As I stumbled along, I prayed that someone would spot us; if they did, they would surely call out, and even with my head bound up in Pemberton's jacket, I would almost certainly hear them. If I did, I would wrench sharply away from him and make a dash towards the sound of their voice. But to do so prematurely, I knew, risked tumbling headlong into the river and being left there by Pemberton to drown.

"Stop here," he said suddenly, after I had been frog-marched what I judged to be a hundred yards. "Stand still."

I obeyed.

I heard him tinkering with something metallic and a moment later, what sounded like a door grating open. The Pit Shed!

"One step up," he said. "That's right. now three ahead. And stop."

Behind us, the door closed like a coffin lid, with a wooden groan.

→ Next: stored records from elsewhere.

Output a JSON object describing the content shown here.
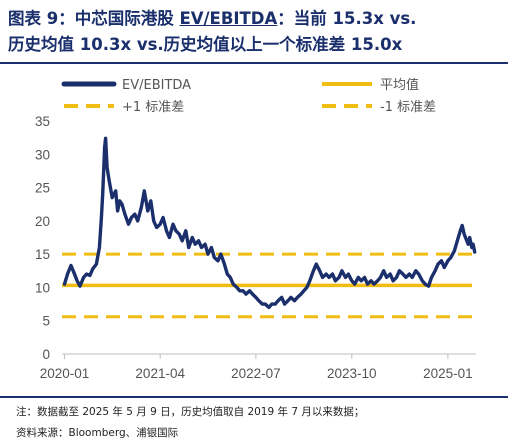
{
  "title": {
    "prefix": "图表 9：中芯国际港股 ",
    "metric": "EV/EBITDA",
    "rest": "：当前 15.3x vs.",
    "line2": "历史均值 10.3x vs.历史均值以上一个标准差 15.0x"
  },
  "notes": {
    "line1": "注：数据截至 2025 年 5 月 9 日，历史均值取自 2019 年 7 月以来数据；",
    "line2": "资料来源：Bloomberg、浦银国际"
  },
  "colors": {
    "series": "#1a2f6b",
    "average": "#f2bd12",
    "std": "#f2bd12",
    "title": "#1a2f6b"
  },
  "chart_data": {
    "type": "line",
    "xlim": [
      "2019-12-20",
      "2025-05-15"
    ],
    "ylim": [
      0,
      35
    ],
    "yticks": [
      0,
      5,
      10,
      15,
      20,
      25,
      30,
      35
    ],
    "xticks": [
      "2020-01",
      "2021-04",
      "2022-07",
      "2023-10",
      "2025-01"
    ],
    "grid": false,
    "legend": {
      "position": "top",
      "entries": [
        "EV/EBITDA",
        "平均值",
        "+1 标准差",
        "-1 标准差"
      ]
    },
    "series": [
      {
        "name": "EV/EBITDA",
        "x": [
          "2020-01-01",
          "2020-01-15",
          "2020-02-01",
          "2020-02-15",
          "2020-03-01",
          "2020-03-15",
          "2020-04-01",
          "2020-04-15",
          "2020-05-01",
          "2020-05-15",
          "2020-06-01",
          "2020-06-15",
          "2020-06-25",
          "2020-07-01",
          "2020-07-06",
          "2020-07-10",
          "2020-07-15",
          "2020-07-22",
          "2020-08-01",
          "2020-08-15",
          "2020-09-01",
          "2020-09-10",
          "2020-09-20",
          "2020-10-01",
          "2020-10-15",
          "2020-11-01",
          "2020-11-15",
          "2020-12-01",
          "2020-12-15",
          "2021-01-01",
          "2021-01-15",
          "2021-02-01",
          "2021-02-15",
          "2021-03-01",
          "2021-03-15",
          "2021-04-01",
          "2021-04-15",
          "2021-05-01",
          "2021-05-15",
          "2021-06-01",
          "2021-06-15",
          "2021-07-01",
          "2021-07-15",
          "2021-08-01",
          "2021-08-15",
          "2021-09-01",
          "2021-09-15",
          "2021-10-01",
          "2021-10-15",
          "2021-11-01",
          "2021-11-15",
          "2021-12-01",
          "2021-12-15",
          "2022-01-01",
          "2022-01-15",
          "2022-02-01",
          "2022-02-15",
          "2022-03-01",
          "2022-03-15",
          "2022-04-01",
          "2022-04-15",
          "2022-05-01",
          "2022-05-15",
          "2022-06-01",
          "2022-06-15",
          "2022-07-01",
          "2022-07-15",
          "2022-08-01",
          "2022-08-15",
          "2022-09-01",
          "2022-09-15",
          "2022-10-01",
          "2022-10-15",
          "2022-11-01",
          "2022-11-15",
          "2022-12-01",
          "2022-12-15",
          "2023-01-01",
          "2023-01-15",
          "2023-02-01",
          "2023-02-15",
          "2023-03-01",
          "2023-03-15",
          "2023-04-01",
          "2023-04-15",
          "2023-05-01",
          "2023-05-15",
          "2023-06-01",
          "2023-06-15",
          "2023-07-01",
          "2023-07-15",
          "2023-08-01",
          "2023-08-15",
          "2023-09-01",
          "2023-09-15",
          "2023-10-01",
          "2023-10-15",
          "2023-11-01",
          "2023-11-15",
          "2023-12-01",
          "2023-12-15",
          "2024-01-01",
          "2024-01-15",
          "2024-02-01",
          "2024-02-15",
          "2024-03-01",
          "2024-03-15",
          "2024-04-01",
          "2024-04-15",
          "2024-05-01",
          "2024-05-15",
          "2024-06-01",
          "2024-06-15",
          "2024-07-01",
          "2024-07-15",
          "2024-08-01",
          "2024-08-15",
          "2024-09-01",
          "2024-09-15",
          "2024-10-01",
          "2024-10-15",
          "2024-11-01",
          "2024-11-15",
          "2024-12-01",
          "2024-12-15",
          "2025-01-01",
          "2025-01-15",
          "2025-02-01",
          "2025-02-15",
          "2025-03-01",
          "2025-03-10",
          "2025-03-20",
          "2025-04-01",
          "2025-04-08",
          "2025-04-15",
          "2025-04-25",
          "2025-05-01",
          "2025-05-09"
        ],
        "values": [
          10.5,
          12.0,
          13.3,
          12.2,
          11.0,
          10.2,
          11.5,
          12.0,
          11.8,
          12.8,
          13.5,
          16.0,
          20.5,
          24.0,
          28.0,
          31.0,
          32.4,
          28.0,
          26.0,
          23.5,
          24.5,
          21.5,
          23.0,
          22.5,
          21.0,
          19.5,
          20.5,
          21.0,
          20.0,
          22.0,
          24.5,
          21.5,
          23.0,
          20.0,
          19.0,
          19.5,
          20.5,
          18.5,
          17.5,
          19.5,
          18.5,
          18.0,
          17.0,
          18.5,
          16.0,
          17.5,
          16.5,
          17.0,
          16.0,
          16.5,
          15.0,
          16.0,
          14.5,
          14.0,
          15.0,
          13.5,
          12.0,
          11.5,
          10.5,
          10.0,
          9.5,
          9.5,
          9.0,
          9.5,
          9.0,
          8.5,
          8.0,
          7.5,
          7.5,
          7.0,
          7.5,
          7.5,
          8.0,
          8.5,
          7.5,
          8.0,
          8.5,
          8.0,
          8.5,
          9.0,
          9.5,
          10.0,
          11.0,
          12.5,
          13.5,
          12.5,
          11.5,
          12.0,
          11.5,
          12.0,
          11.0,
          11.5,
          12.5,
          11.5,
          12.0,
          11.0,
          10.5,
          11.5,
          11.0,
          11.5,
          10.5,
          11.0,
          10.5,
          11.0,
          11.5,
          12.5,
          11.5,
          12.0,
          11.0,
          11.5,
          12.5,
          12.0,
          11.5,
          12.0,
          11.5,
          12.5,
          12.0,
          11.0,
          10.5,
          10.2,
          11.5,
          12.5,
          13.5,
          14.0,
          13.0,
          14.0,
          14.5,
          15.5,
          17.0,
          18.5,
          19.3,
          18.0,
          17.0,
          16.5,
          17.5,
          16.0,
          16.5,
          15.3
        ]
      }
    ],
    "reference_lines": [
      {
        "name": "平均值",
        "value": 10.3,
        "style": "solid"
      },
      {
        "name": "+1 标准差",
        "value": 15.0,
        "style": "dashed"
      },
      {
        "name": "-1 标准差",
        "value": 5.6,
        "style": "dashed"
      }
    ]
  }
}
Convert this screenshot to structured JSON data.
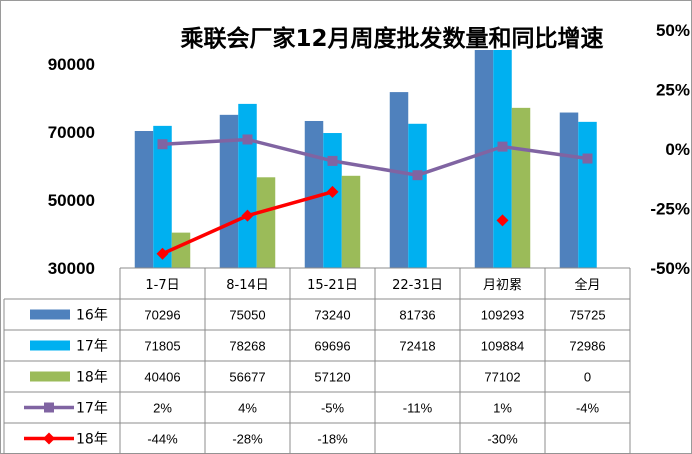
{
  "chart_data": {
    "type": "bar",
    "title": "乘联会厂家12月周度批发数量和同比增速",
    "categories": [
      "1-7日",
      "8-14日",
      "15-21日",
      "22-31日",
      "月初累",
      "全月"
    ],
    "y_left": {
      "ylim": [
        30000,
        100000
      ],
      "ticks": [
        30000,
        50000,
        70000,
        90000
      ],
      "tick_labels": [
        "30000",
        "50000",
        "70000",
        "90000"
      ]
    },
    "y_right": {
      "ylim": [
        -50,
        50
      ],
      "ticks": [
        -50,
        -25,
        0,
        25,
        50
      ],
      "tick_labels": [
        "-50%",
        "-25%",
        "0%",
        "25%",
        "50%"
      ]
    },
    "series": [
      {
        "name": "16年",
        "kind": "bar",
        "color": "#4F81BD",
        "values": [
          70296,
          75050,
          73240,
          81736,
          109293,
          75725
        ],
        "labels": [
          "70296",
          "75050",
          "73240",
          "81736",
          "109293",
          "75725"
        ]
      },
      {
        "name": "17年",
        "kind": "bar",
        "color": "#00B0F0",
        "values": [
          71805,
          78268,
          69696,
          72418,
          109884,
          72986
        ],
        "labels": [
          "71805",
          "78268",
          "69696",
          "72418",
          "109884",
          "72986"
        ]
      },
      {
        "name": "18年",
        "kind": "bar",
        "color": "#9BBB59",
        "values": [
          40406,
          56677,
          57120,
          null,
          77102,
          0
        ],
        "labels": [
          "40406",
          "56677",
          "57120",
          "",
          "77102",
          "0"
        ]
      },
      {
        "name": "17年",
        "kind": "line",
        "axis": "right",
        "color": "#8064A2",
        "marker": "square",
        "values": [
          2,
          4,
          -5,
          -11,
          1,
          -4
        ],
        "labels": [
          "2%",
          "4%",
          "-5%",
          "-11%",
          "1%",
          "-4%"
        ]
      },
      {
        "name": "18年",
        "kind": "line",
        "axis": "right",
        "color": "#FF0000",
        "marker": "diamond",
        "values": [
          -44,
          -28,
          -18,
          null,
          -30,
          null
        ],
        "labels": [
          "-44%",
          "-28%",
          "-18%",
          "",
          "-30%",
          ""
        ]
      }
    ],
    "legend": "data-table",
    "grid": false
  }
}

"Empty your pockets," Pemberton said.

I had only one: the pocket in my sweater. There was nothing in it but the key to the kitchen door at Buckshaw. Father had always insisted that each of us carry a key at all times in case of some hypothetical emergency, and because he conducted the occasional spot check, I was never without it. As I turned my pocket inside out, I heard the key fall to the wooden floor, then bounce and skitter. A second later there was a faint clink as it landed on concrete.

"Damn," he said.

Good! The key had fallen into the service pit, I was sure of it. Now Pemberton would have to drag back the boards that covered it, and clamber down into the pit. My hands were still free: I would rip his jacket off my head, run out the door, pull the handkerchief out of my mouth, and scream like old gooseberries as I ran towards the High Street. It was less than a minute away.

I was right. Almost immediately, I heard the unmistakable sound of heavy planks being dragged across the floor. Pemberton grunted as he pulled them away from the mouth of the pit. I'd have to be careful which way I ran: one wrong step and I'd fall into the open hole and break my neck.